归程启新章
威尼斯双年展结束后的庆功宴上,香槟杯碰撞的脆响中,丁程鑫望着落地窗外亚得里亚海的粼粼波光,突然想起A国那间狭小的合租公寓——那时他们挤在二手沙发上吃泡面,讨论着遥不可及的梦想。如今四人虽已在各自领域站稳脚跟,却都默契地意识到,是时候回到祖国,开启新的征程。
回国前,丁程鑫和马嘉祺在伦敦工作室整理设备。当打包到冰岛旅行时买的极光投影仪,马嘉祺突然开口:“你记不记得在A国,我们总说要让中国艺术站上世界舞台?”丁程鑫的手顿了顿,投影仪的玻璃镜片折射出细碎光斑,恍惚间与记忆中A国深夜里,他们用手电筒在墙上模拟艺术装置的光影重叠。

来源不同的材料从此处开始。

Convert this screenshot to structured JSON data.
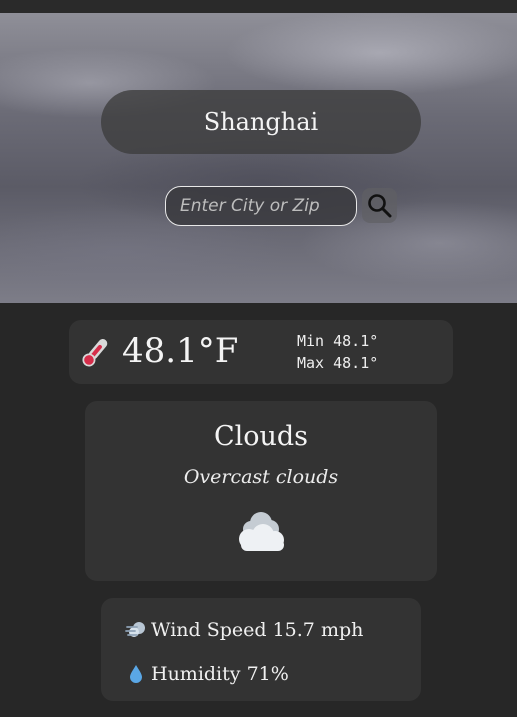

宋亚轩在巴黎的画室收拾画具时,发现一张泛黄的便签纸,上面是刘耀文用中文写的鼓励话语,边角还粘着A国唐人街饺子馆的油渍。彼时他因作品被教授否定而崩溃,是刘耀文连夜买来饺子,用蹩脚的笑话逗他开心。指尖抚过纸张,他拨通了刘耀文的视频电话,画面里硅谷的写字楼与巴黎的梧桐叶同时入镜,两人相视一笑,都读懂了对方眼中的归意。
刘耀文在旧金山的创业园区整理资料,电脑里存着数十个未完成的商业企划,却始终觉得缺了点什么。直到翻出北海道之行的笔记,那句“让世界看见中国土地的温度”跃入眼帘。他望着窗外的金门大桥,突然意识到,自己真正想做的,是带着国际视野回到故土,为中国的创业者搭建桥梁。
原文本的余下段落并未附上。